Die Coronavirus-Pandemie zwingt die Olympia-Organisatoren zur Verschiebung der Spiele ins kommende Jahr. Dabei ist das Virus im Austragungsland Japan gar nicht so verbreitet. Oder doch? Die Zahl der Neuinfektionen nimmt plötzlich sprunghaft zu.
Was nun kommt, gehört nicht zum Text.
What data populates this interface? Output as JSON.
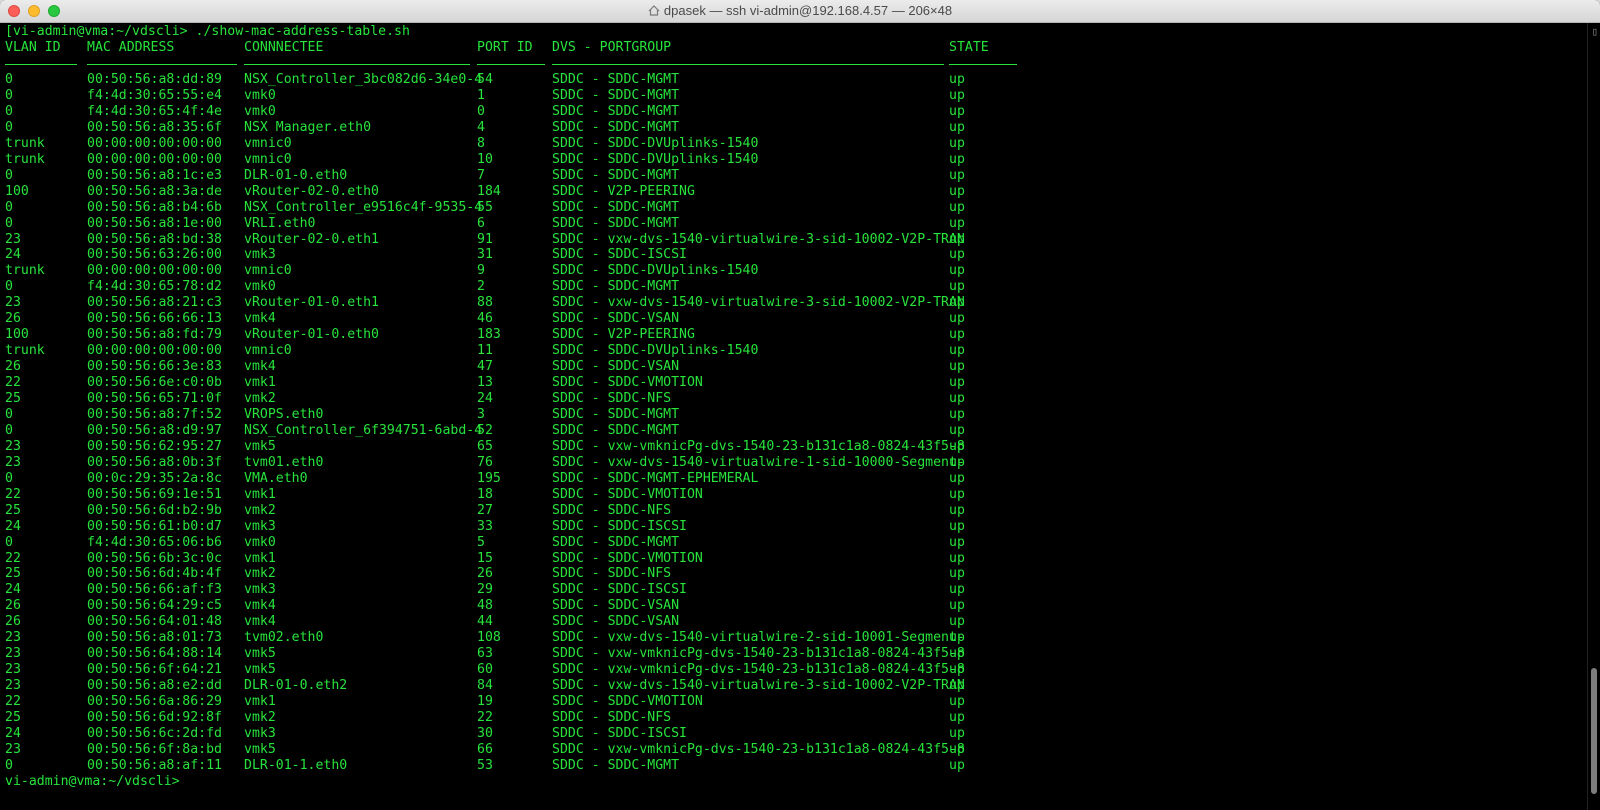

Tokio fällt in ein Loch. Ohne Olympische Spiele ist dieser Sommer plötzlich völlig ereignisarm. Keine Tausenden Touristen, keine ausgebuchten Sportstätten, kein Spektakel - und auch keine boomende Wirtschaft. In Japan kehrt Ernüchterung ein. Und es kommt - sehr verspätet - plötzlich auch das Thema an, das die Welt seit Wochen in Atem hält: das Coronavirus.

Nur einen Tag nach der Verlegung der Spiele ins kommende Jahr warnte die Tokioter Gouverneurin Yuriko Koike plötzlich vor einem Ausbruch von Covid-19 auch in ihrer Stadt. Wo zuvor noch Hunderttausende ganz normal die Straßen und Plätze bevölkerten, ihre traditionellen Kirschblütenfeste feierten und ihr Leben genossen, herrschte plötzlich Alarmstimmung. Die Zahl der Infizierten sei sprunghaft angestiegen, so Koike. Zuvor hatte die Zahl der Infizierten in Japan seit Wochen nur sehr langsam zugenommen - entgegen dem weltweiten Trend.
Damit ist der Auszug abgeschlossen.